Gusperimus
From Wikipedia, the free encyclopedia
Gusperimus
|
|
Systematic (IUPAC) name | |
1-Amino-19-guanidino-11-hydroxy-4,9,12-triazanonadecane-10,13-dione | |
Identifiers | |
CAS number | |
ATC code | L04 |
PubChem | |
Chemical data | |
Formula | C17H40Cl3N7O3 |
Mol. mass | 496.903 |
Pharmacokinetic data | |
Bioavailability | 100% (i.v. application) |
Metabolism | ? |
Half life | ? |
Excretion | ? |
Therapeutic considerations | |
Pregnancy cat. |
? |
Legal status |
Rx-only (available only as orphan drug and for clinical studies) |
Routes | i.v. infusion in isotonic NaCl or s.c. injection |
Contents |
[edit] Chemical Designation
Common references are:
- (+-)-15-Dexyspergualin,
- 1-Amino-19-guanidino-11-hydroxy-4,9,12-triazanonadecane-10,13-dione,
- 15-Deoxyspergualin,
- 15-Deoxyspergualin Hydrochloride,
- 7-{(Aminoiminomethyl)amino]-N-[2-[[4-[(3-aminopropyl)amino]butyl]amino]-
1-hydroxy-2-oxoethyl]heptanamide, - Gusperimus (Trihydrochloride),
- N-[[[4-[(3-Aminopropyl)amino]-butyl]carbamoyl]hydroxymethyl]-
7-guanidinoheptanamide, - Spanidin
[edit] Basic Pharmacological Information
Gusperimus is a derivative of the antitumor antibiotic spergualin with immunosuppressant activity. It inhibits the interleukin-2-stimulated maturation of T cells to the S and G2/M phases and the polarization of the T cells into IFN-gamma-secreting Th1 effector T cells, resulting in the inhibition of growth of activated naive CD4 T cells.
There is little information about the pharmacokinetic properties of gusperimus.
Gusperimus was invented in the laboratories of Squibb-Mayer. Currently, it is manufactured and sponsored for use as orphan drug (see below) and for clinical studies by the Japanese company Euro Nippon Kayaku. The patent claim (see quotation) is that gusperimus may be useful for a variety of hyperreactive inflammatory diseases such as autoimmune diseases. The drug is available in vials containing 100mg each.
[edit] Orphan Drug Indications in Europe
The European Commission has assigned orphan drug status to gusperimus in 2001 for the treatment of Wegener's granulomatosis, a serious condition associated with permanent disability and/or frequent fatal outcome. There have been cases of most ill patients resistant to all forms of usual treatment responding very well to gusperimus.
[edit] Other possible Indications
It has been proposed that gusperimus may benefit patients with the serious neurological disease ALS (Amyotrophic lateral sclerosis). ALS causes permanent motoric deficits and disabilities up to the point that almost all motor functions including breathing and bladder control are lost. The patients have normally no intellectual impairments. Currently, there are no results from controlled studies in ALS patients.
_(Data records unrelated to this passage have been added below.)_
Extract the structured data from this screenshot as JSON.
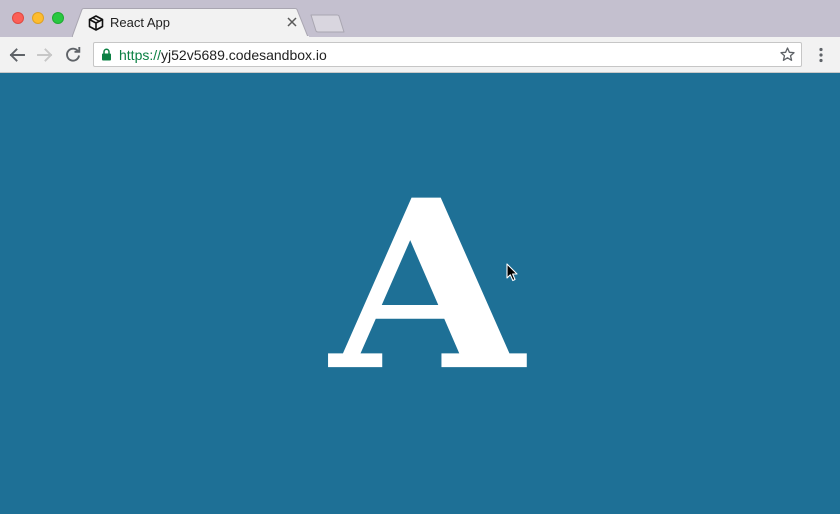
{
  "tab": {
    "title": "React App",
    "favicon": "codesandbox-cube-icon",
    "close_icon": "close-icon"
  },
  "toolbar": {
    "back_icon": "arrow-left-icon",
    "forward_icon": "arrow-right-icon",
    "reload_icon": "reload-icon",
    "bookmark_icon": "star-icon",
    "menu_icon": "more-vertical-icon"
  },
  "address_bar": {
    "scheme": "https://",
    "host": "yj52v5689.codesandbox.io",
    "secure": true
  },
  "content": {
    "display_text": "A",
    "background_color": "#1e7096",
    "text_color": "#ffffff"
  },
  "colors": {
    "tabstrip": "#c4c0cf",
    "toolbar": "#f2f2f2",
    "secure_green": "#0b8043"
  }
}
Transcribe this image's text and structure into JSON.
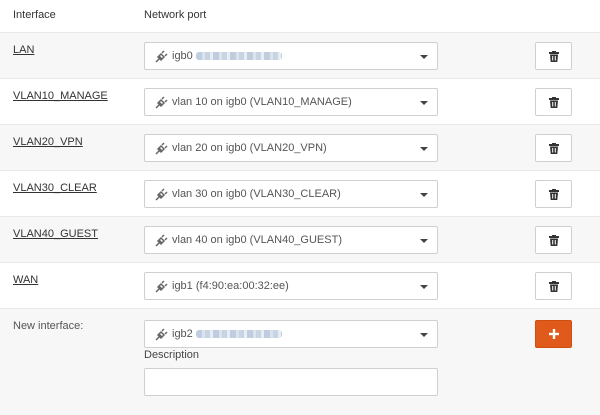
{
  "header": {
    "interface_col": "Interface",
    "network_port_col": "Network port"
  },
  "rows": [
    {
      "interface": "LAN",
      "port_prefix": "igb0",
      "port_redacted": true,
      "port_label": ""
    },
    {
      "interface": "VLAN10_MANAGE",
      "port_prefix": "",
      "port_redacted": false,
      "port_label": "vlan 10 on igb0 (VLAN10_MANAGE)"
    },
    {
      "interface": "VLAN20_VPN",
      "port_prefix": "",
      "port_redacted": false,
      "port_label": "vlan 20 on igb0 (VLAN20_VPN)"
    },
    {
      "interface": "VLAN30_CLEAR",
      "port_prefix": "",
      "port_redacted": false,
      "port_label": "vlan 30 on igb0 (VLAN30_CLEAR)"
    },
    {
      "interface": "VLAN40_GUEST",
      "port_prefix": "",
      "port_redacted": false,
      "port_label": "vlan 40 on igb0 (VLAN40_GUEST)"
    },
    {
      "interface": "WAN",
      "port_prefix": "",
      "port_redacted": false,
      "port_label": "igb1 (f4:90:ea:00:32:ee)"
    }
  ],
  "new_interface": {
    "label": "New interface:",
    "port_prefix": "igb2",
    "port_redacted": true,
    "description_label": "Description",
    "description_value": "",
    "add_icon": "plus-icon"
  },
  "icons": {
    "port": "plug-icon",
    "delete": "trash-icon",
    "dropdown": "caret-down-icon"
  },
  "colors": {
    "accent": "#e05a1b",
    "row_alt": "#f7f7f7"
  }
}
There have been as well positive and negative anedoctal reports in patients with Multiple Sclerosis. There are no sufficient studies in MS patients, too.
The substance may possibly have a use in more common diseases and conditions such as Primary Chronic Polyarthritis (PCP), Morbus Crohn, Lupus erythematodes, the prophylaxis and therapy of transplant rejection or graft versus host disease.
[edit] Side-Effects
Currently, there is only provisional and preliminary data about side-effects available. The following side-effects have been noticed so far:
- Dysgeusia (=abnormal or bad taste)
- Drug induced leukopenia (very common)
- Significant infections related to therapy.
Currently, it is not known, if therapy with gusperimus may increase the risk of malignant diseases (lymphoma, leukemia, solid tumors) as is the case with other highly potent immunosuppressant agents like cyclosporine or tacrolimus.
[edit] Interactions
There has been little experience about clinically relevant interactions. These might be:
- Other immunosuppressant drugs : Risk of infections increased.
- Myelotoxic drugs like 6-Mercaptopurin : Risk of serious bone marrow damage increased.
- Certain NSAIDs : Increased risk of hepatotoxic reactions.
[edit] Dosage
Gusperimus is used in therapeutic cycles. The daily dose and the length of each cycle as well as the length of the treatment free interval depend on the degree of leukopenia/neutropenia caused by gusperimus. It is recommended to obtain complete WBC (White Blood Cell) counts during and after each cycle frequently.